Ange closed her eyes, her memory showing her the crowd of adults on Rokkenjima, but the old memories of twelve years ago were hard to snatch from the blur of time.

“I thought it must be nice, to have so many people who cared about you,” said Inoue. “And then you lost it all. I’m so sorry, Ushiromiya-san.”

“Thank you,” said Ange. 

The woman across the table from Ange was about the same age as Battler would have been. She struggled to be polite in honorable company, to turn into the quiet and polite young servant she was a very long time ago for the Ushiromiya family head, hiding her personality and passions for the sake of handing Ange the most precious gift she had. The most precious gift Ange could ever receive: a memory; a true, honest memento from the past. And also, someone who could understand her pain.

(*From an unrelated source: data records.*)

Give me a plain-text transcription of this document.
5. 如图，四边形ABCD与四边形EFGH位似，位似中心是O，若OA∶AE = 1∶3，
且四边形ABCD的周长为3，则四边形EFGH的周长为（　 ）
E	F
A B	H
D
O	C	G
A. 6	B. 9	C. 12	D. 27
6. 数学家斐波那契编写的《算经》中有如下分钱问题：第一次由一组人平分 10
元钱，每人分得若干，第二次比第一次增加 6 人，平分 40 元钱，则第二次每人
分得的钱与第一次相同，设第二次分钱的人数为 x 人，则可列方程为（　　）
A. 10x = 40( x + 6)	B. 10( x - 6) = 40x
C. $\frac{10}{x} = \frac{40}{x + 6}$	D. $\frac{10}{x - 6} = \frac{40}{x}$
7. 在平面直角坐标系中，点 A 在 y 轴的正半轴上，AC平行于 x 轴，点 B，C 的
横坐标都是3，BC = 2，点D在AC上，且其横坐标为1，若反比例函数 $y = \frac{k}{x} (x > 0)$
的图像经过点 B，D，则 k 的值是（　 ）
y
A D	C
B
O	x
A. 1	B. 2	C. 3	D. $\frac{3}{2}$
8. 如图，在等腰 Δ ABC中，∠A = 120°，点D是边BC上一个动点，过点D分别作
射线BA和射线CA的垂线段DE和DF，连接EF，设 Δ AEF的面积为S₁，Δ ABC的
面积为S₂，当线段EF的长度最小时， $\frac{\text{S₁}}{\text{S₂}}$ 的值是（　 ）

“Inoue-san, can you please call me Ange?”

Inoue’s eyes widened in surprise before softening into fondness and gratitude. “If you like, Ange-chan. You can call me Maimai. All my friends do.”

“Maimai-san,” said Ange. The cute nickname sounded a little strange with the polite honorific. “How about Mai-san, for now.”

“I like it,” Inoue Maihime’s smile was painfully sentimental. Ange could tell they had just exchanged something special, just based on the look on her face.

Ange pointed toward the photos on Mai’s wall. “I heard that Jessica played in a band. Did you know that?”

“I did know! I’m surprised someone told you that. She tried very hard to keep it a secret from her parents. We talked about music a few times.” Mai leaned away from the table and ran her finger along the spines of the cassette tapes on the shelf below the TV. “Do you want to hear some of the music she liked?”

“I would love to, thank you.”

Mai slid a cassette from the lineup and flipped open the hard plastic container.

They talked late into that night, and for many years after.

Notes:

I've been thinking about this character concept ever since learning that the seven stakes were based on real people.